Developed by MIT researchers, the technology could be a boon for drivers and driverless cars
Guy Satat, a graduate student in the MIT Media Lab, at the fog machine
an hour ago
Five years ago, my husband and I spent the summer in Scotland. When we weren’t working, we would drive through the Highlands on hiking and sightseeing trips. The thing I remember most is the fog. Cinematic, enveloping white clouds, coming seemingly out of nowhere, making the boulder-strewn hills and craggy valleys disappear completely. Oh, and did I mention many of the roads were one-way? If we’d pulled over, we could have been stuck for hours. So instead we’d inch along, squinting for the yellow glow of oncoming headlights through the fog.
If only we’d had a new imaging system developed by researchers at MIT, designed to see through fog and warn drivers of obstacles.
“We want to see through the fog as if the fog was not there,” says Guy Satat, a PhD candidate at MIT Media Lab who led the research.
The system uses ultrafast measurements and an algorithm to computationally remove fog and create a depth map of the objects in the vicinity. It uses a SPAD (single photon avalanche diode) camera that shoots pulses of laser light and measures how long it takes for the reflections to return. In clear conditions, this time measurement could be used to gauge object distance. But fog causes light to scatter, making these measurements unreliable.
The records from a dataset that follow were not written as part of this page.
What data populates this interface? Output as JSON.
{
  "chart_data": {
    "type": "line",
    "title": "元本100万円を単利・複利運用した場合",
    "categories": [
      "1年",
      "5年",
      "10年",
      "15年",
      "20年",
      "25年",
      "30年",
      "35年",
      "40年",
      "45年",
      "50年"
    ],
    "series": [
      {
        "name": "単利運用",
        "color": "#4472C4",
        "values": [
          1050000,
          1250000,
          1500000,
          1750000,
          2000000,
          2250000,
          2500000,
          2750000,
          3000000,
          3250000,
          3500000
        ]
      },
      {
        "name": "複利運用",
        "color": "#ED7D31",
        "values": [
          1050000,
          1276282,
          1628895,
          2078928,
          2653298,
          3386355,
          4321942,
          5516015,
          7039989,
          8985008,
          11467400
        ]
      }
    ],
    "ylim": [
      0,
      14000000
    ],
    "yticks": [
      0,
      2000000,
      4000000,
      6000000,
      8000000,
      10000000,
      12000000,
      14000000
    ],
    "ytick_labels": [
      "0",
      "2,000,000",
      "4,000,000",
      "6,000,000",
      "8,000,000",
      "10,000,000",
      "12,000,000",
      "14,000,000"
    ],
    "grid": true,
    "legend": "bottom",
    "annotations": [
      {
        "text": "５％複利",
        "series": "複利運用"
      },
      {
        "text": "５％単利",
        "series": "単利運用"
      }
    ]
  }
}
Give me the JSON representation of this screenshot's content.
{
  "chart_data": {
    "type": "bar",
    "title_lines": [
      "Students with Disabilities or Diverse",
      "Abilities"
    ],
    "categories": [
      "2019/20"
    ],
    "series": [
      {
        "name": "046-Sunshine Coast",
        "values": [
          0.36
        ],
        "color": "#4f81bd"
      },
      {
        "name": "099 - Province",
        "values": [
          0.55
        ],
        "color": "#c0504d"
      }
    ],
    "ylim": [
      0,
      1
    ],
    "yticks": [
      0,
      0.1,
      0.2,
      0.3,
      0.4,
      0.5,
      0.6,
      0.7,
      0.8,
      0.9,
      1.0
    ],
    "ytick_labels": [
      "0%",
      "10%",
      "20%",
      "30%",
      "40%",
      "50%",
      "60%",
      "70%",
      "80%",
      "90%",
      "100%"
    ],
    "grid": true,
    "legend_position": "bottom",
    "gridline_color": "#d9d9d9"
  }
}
So the team developed a model for measuring how, exactly, fog droplets affect light’s return time. Then the system can eliminate the scattering and create a clear picture of what’s actually ahead.
To test the system, the team had to create fake fog. This was easier said that done. They tried the kind of fog machine you can rent for parties, but the result was “way too intense” for their purposes, Satat says. They eventually used a tank of water with a humidifier motor inside to create a fog chamber. They put small objects such as blocks and letter cards inside, to see how far and well the system could see. The results showed the system performed far better than human vision, in conditions far foggier than cars encounter on roads.
Satat and his colleagues will present a paper about their system at the International Conference on Computational Photography at Carnegie Mellon University in May.
Satat says it’s possible the system will work on other conditions such as rain and snow, but they haven’t tested them yet. They’re currently looking at making the system more photon efficient, which could allow it to see through denser fog to farther distances. They hope the system will one day have numerous real-world applications.
“The immediately obvious application is self-driving cars, simply because this industry is already using similar hardware,” Satat says.
Most driverless car systems (though notably not Tesla’s) use LIDAR (light detection and ranging) systems, which shoot pulses of infrared light and measure how long it takes to come back. This is similar to the first part of the MIT team’s system, just without the extra step of subtracting fog photons from the scene. LIDAR systems are currently quite expensive, but are expected to go down in price as they develop. Satat and his team hope to “piggyback” on LIDAR development to one day add their fog feature to cars.
The system could also, obviously, be useful in regular cars, since humans can’t see through fog either. Satat imagines an “augmented driving” system that could remove the fog from your vision.
“You’d see the road in front of you as if there was no fog,» he explains, «or the car would create warning messages that there’s an object in front of you.”
The system was able to resolve images of objects and gauge their depth at a range of 57 centimeters.
The system could also be useful for planes and trains, which are often stymied by fog. It could also potentially be used to see through turbid water.
Oliver Carsten, a professor at the Institute for Transport Studies at the University of Leeds, says he can imagine the MIT technology extending the abilities of current automatic emergency braking (AEB) systems, which use sensors to detect obstacles ahead and cause the car to brake. The system could make AEB more effective in poor weather.
But, Carsten says, the team «will need to demonstrate its reliability in a variety of environmental conditions, not just in the lab, but also in the real world.»
Satat and his team are part of the Camera Culture Group at the Media Lab, led by Ramesh Raskar, an expert on computational photography. The group has been working on similar imaging problems for years. Recently, they developed a system using lasers and cameras to see objects around corners. They also created a system that uses terahertz radiation to read through the first nine pages of a closed book. The technology has potential for museums and antique book experts, who may have books or other documents too delicate to touch.